The American Sleep Foundation bahwa orang menghabiskan sekitar 20 persen dari total tidur mereka di tahap ini. Tidur REM juga sering disebut sebagai paradoks tidur, karena sementara otak dan sistem tubuh lainnya aktif bekerja, otot-otot menjadi lebih rileks. Mimpi terjadi akibat peningkatan aktivitas otak, tapi otot mengalami kelumpuhan sementara yang disengaja.

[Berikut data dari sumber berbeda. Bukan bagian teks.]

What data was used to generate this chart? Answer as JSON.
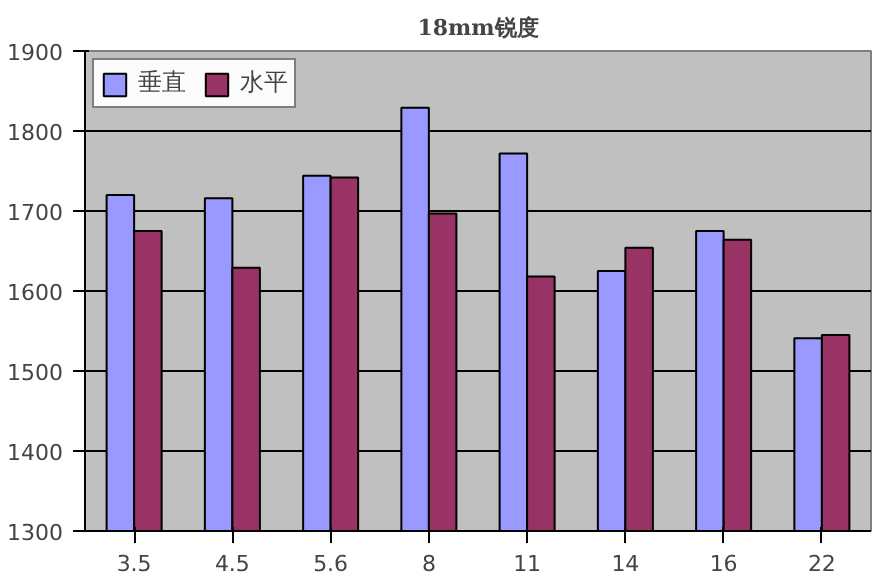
{
  "chart_data": {
    "type": "bar",
    "title": "18mm锐度",
    "categories": [
      "3.5",
      "4.5",
      "5.6",
      "8",
      "11",
      "14",
      "16",
      "22"
    ],
    "series": [
      {
        "name": "垂直",
        "color": "#9999ff",
        "values": [
          1720,
          1716,
          1744,
          1829,
          1772,
          1625,
          1675,
          1541
        ]
      },
      {
        "name": "水平",
        "color": "#993366",
        "values": [
          1675,
          1629,
          1742,
          1697,
          1618,
          1654,
          1664,
          1545
        ]
      }
    ],
    "ylim": [
      1300,
      1900
    ],
    "yticks": [
      1300,
      1400,
      1500,
      1600,
      1700,
      1800,
      1900
    ],
    "grid": "y",
    "legend": "top left"
  }
}
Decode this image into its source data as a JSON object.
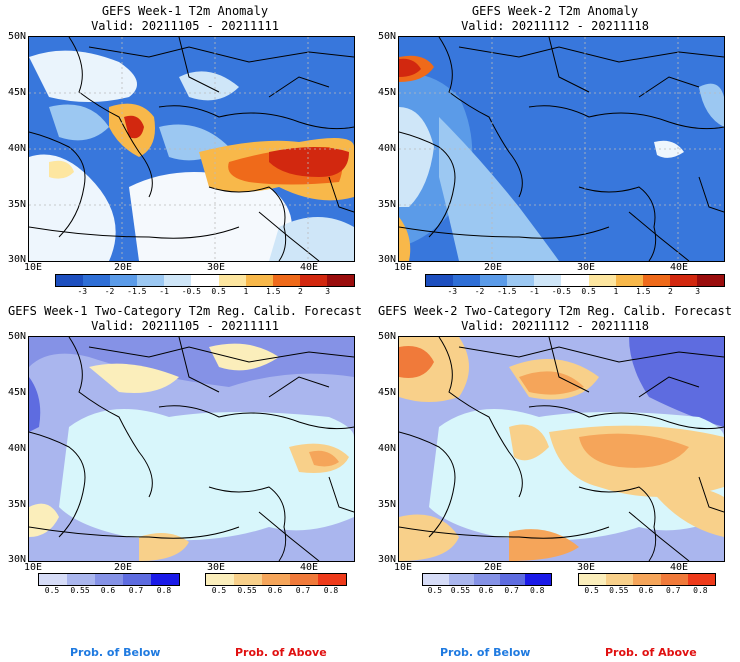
{
  "panels": [
    {
      "title": "GEFS Week-1 T2m Anomaly",
      "valid": "Valid: 20211105 - 20211111"
    },
    {
      "title": "GEFS Week-2 T2m Anomaly",
      "valid": "Valid: 20211112 - 20211118"
    },
    {
      "title": "GEFS Week-1 Two-Category T2m Reg. Calib. Forecast",
      "valid": "Valid: 20211105 - 20211111"
    },
    {
      "title": "GEFS Week-2 Two-Category T2m Reg. Calib. Forecast",
      "valid": "Valid: 20211112 - 20211118"
    }
  ],
  "lat_labels": [
    "50N",
    "45N",
    "40N",
    "35N",
    "30N"
  ],
  "lon_labels": [
    "10E",
    "20E",
    "30E",
    "40E"
  ],
  "anomaly_scale": {
    "labels": [
      "-3",
      "-2",
      "-1.5",
      "-1",
      "-0.5",
      "0.5",
      "1",
      "1.5",
      "2",
      "3"
    ],
    "colors": [
      "#1d4fbf",
      "#2f6fd6",
      "#5b9be8",
      "#9cc8f2",
      "#cfe6f8",
      "#ffffff",
      "#fde6a0",
      "#f8b84a",
      "#ef6a1a",
      "#d2280f",
      "#9a0d0d"
    ]
  },
  "prob_below": {
    "labels": [
      "0.5",
      "0.55",
      "0.6",
      "0.7",
      "0.8"
    ],
    "colors": [
      "#d6dcf7",
      "#aab6ee",
      "#8592e6",
      "#5e6ce0",
      "#1a1ae8"
    ],
    "caption": "Prob. of Below",
    "caption_color": "#1f7ae0"
  },
  "prob_above": {
    "labels": [
      "0.5",
      "0.55",
      "0.6",
      "0.7",
      "0.8"
    ],
    "colors": [
      "#fbeebb",
      "#f8d08a",
      "#f5a55a",
      "#f07a3a",
      "#ee3a1a"
    ],
    "caption": "Prob. of Above",
    "caption_color": "#e01010"
  },
  "sea_color": "#d8f6fb"
}
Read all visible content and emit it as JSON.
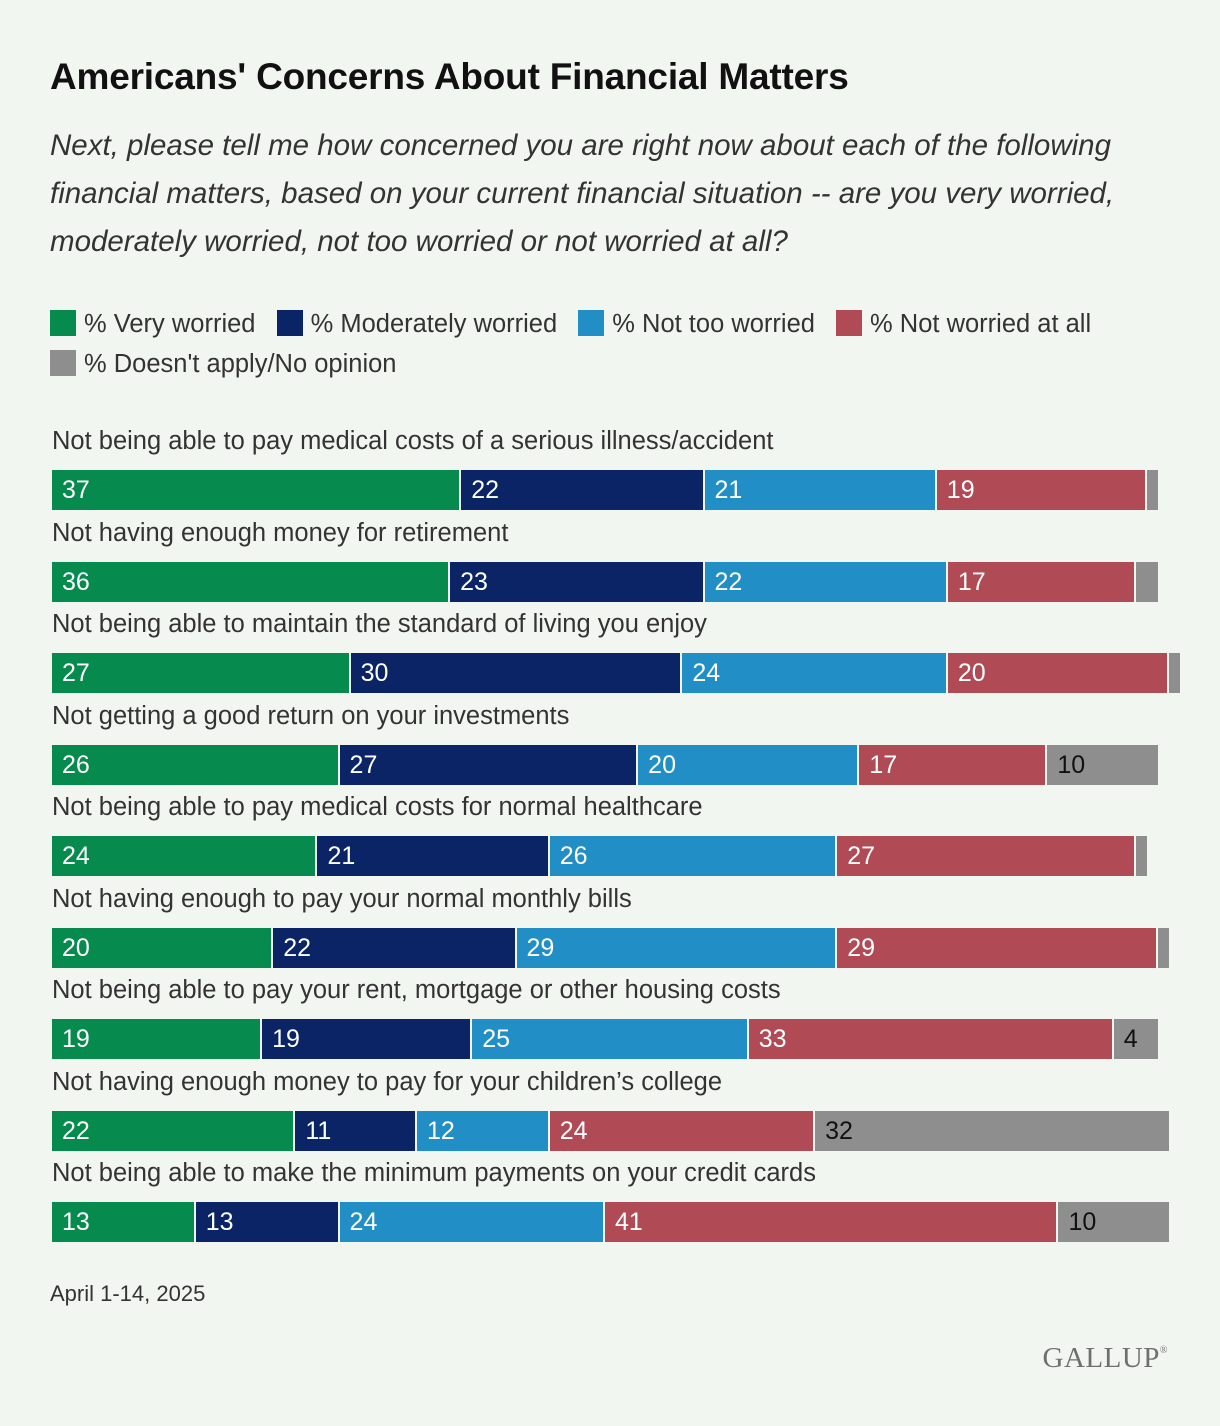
{
  "title": "Americans' Concerns About Financial Matters",
  "subtitle": "Next, please tell me how concerned you are right now about each of the following financial matters, based on your current financial situation -- are you very worried, moderately worried, not too worried or not worried at all?",
  "footnote": "April 1-14, 2025",
  "logo": "GALLUP",
  "chart_data": {
    "type": "bar",
    "orientation": "horizontal-stacked",
    "series": [
      {
        "name": "% Very worried",
        "color": "#078a4e",
        "values": [
          37,
          36,
          27,
          26,
          24,
          20,
          19,
          22,
          13
        ]
      },
      {
        "name": "% Moderately worried",
        "color": "#0a2465",
        "values": [
          22,
          23,
          30,
          27,
          21,
          22,
          19,
          11,
          13
        ]
      },
      {
        "name": "% Not too worried",
        "color": "#228ec6",
        "values": [
          21,
          22,
          24,
          20,
          26,
          29,
          25,
          12,
          24
        ]
      },
      {
        "name": "% Not worried at all",
        "color": "#b04b56",
        "values": [
          19,
          17,
          20,
          17,
          27,
          29,
          33,
          24,
          41
        ]
      },
      {
        "name": "% Doesn't apply/No opinion",
        "color": "#8e8e8e",
        "values": [
          1,
          2,
          1,
          10,
          1,
          1,
          4,
          32,
          10
        ]
      }
    ],
    "value_labels": [
      [
        "37",
        "22",
        "21",
        "19",
        ""
      ],
      [
        "36",
        "23",
        "22",
        "17",
        ""
      ],
      [
        "27",
        "30",
        "24",
        "20",
        ""
      ],
      [
        "26",
        "27",
        "20",
        "17",
        "10"
      ],
      [
        "24",
        "21",
        "26",
        "27",
        ""
      ],
      [
        "20",
        "22",
        "29",
        "29",
        ""
      ],
      [
        "19",
        "19",
        "25",
        "33",
        "4"
      ],
      [
        "22",
        "11",
        "12",
        "24",
        "32"
      ],
      [
        "13",
        "13",
        "24",
        "41",
        "10"
      ]
    ],
    "categories": [
      "Not being able to pay medical costs of a serious illness/accident",
      "Not having enough money for retirement",
      "Not being able to maintain the standard of living you enjoy",
      "Not getting a good return on your investments",
      "Not being able to pay medical costs for normal healthcare",
      "Not having enough to pay your normal monthly bills",
      "Not being able to pay your rent, mortgage or other housing costs",
      "Not having enough money to pay for your children’s college",
      "Not being able to make the minimum payments on your credit cards"
    ],
    "xlim": [
      0,
      100
    ],
    "legend_position": "top"
  }
}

Periode tidur REM pertama biasanya terjadi sekitar 70 sampai 90 menit setelah kita tertidur. Sebuah siklus tidur lengkap membutuhkan waktu 90 sampai 110 menit rata-rata. Setelah sekitar 10 menit dalam tidur REM, otak biasanya siklus kembali melalui tahap tidur non-REM. Rata-rata, empat periode tambahan tidur REM terjadi, masing-masing memiliki durasi lebih lama.

Siklus tidur pertama setiap malam mengandung periode REM yang relatif singkat dan jangka waktu tidur nyenyak. Saat malam berlangsung, periode tidur REM meningkat durasinya, sementara kenyenyakan tidur menurun. Pada pagi hari, orang menghabiskan hampir seluruh waktu mereka terlelap di tahapan tidur 1, 2, dan REM.

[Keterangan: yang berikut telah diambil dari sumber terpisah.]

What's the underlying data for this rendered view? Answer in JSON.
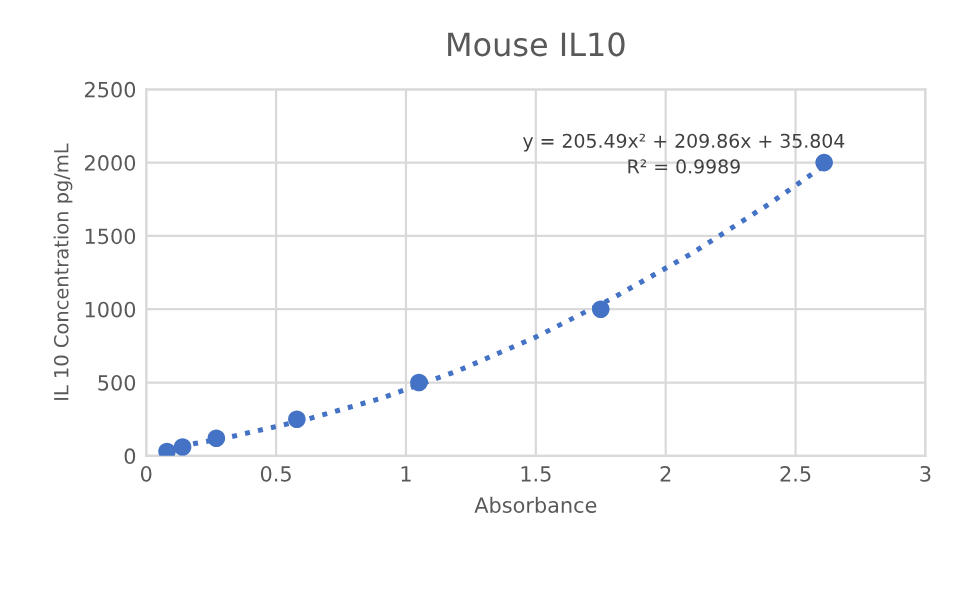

Anda akan kehilangan beberapa kemampuan untuk mengatur suhu tubuh selama berada di bawah pengaru tidur REM, sehingga suhu panas atau dingin yang minta ampun di lingkungan tidur dapat mengganggu pulasnya tidur Anda.

Penting pula untuk dipahami bahwa Anda tidak melalui keseluruhan tahapan tidur ini secara berurutan. Tidur dimulai pada tahap 1 dan maju ke tahap 2, dan kemudian 3. Setelah tahapan tidur 3, tahap 2 tidur diulang sebelum memasuki tidur REM. Setelah tidur REM berakhir, tubuh biasanya kembali ke tahap 2. Jika tidur REM terganggu, tubuh kita tidak mengikuti perkembangan siklus tidur mormal, begitu momen berikutnya kita tertidur. Sebaliknya, kita sering tergelincir langsung ke tahapan tidur REM dan mengalami periode REM yang diperpanjang sampai kita “mengejar ketertinggalan” di tahapan tidur ini.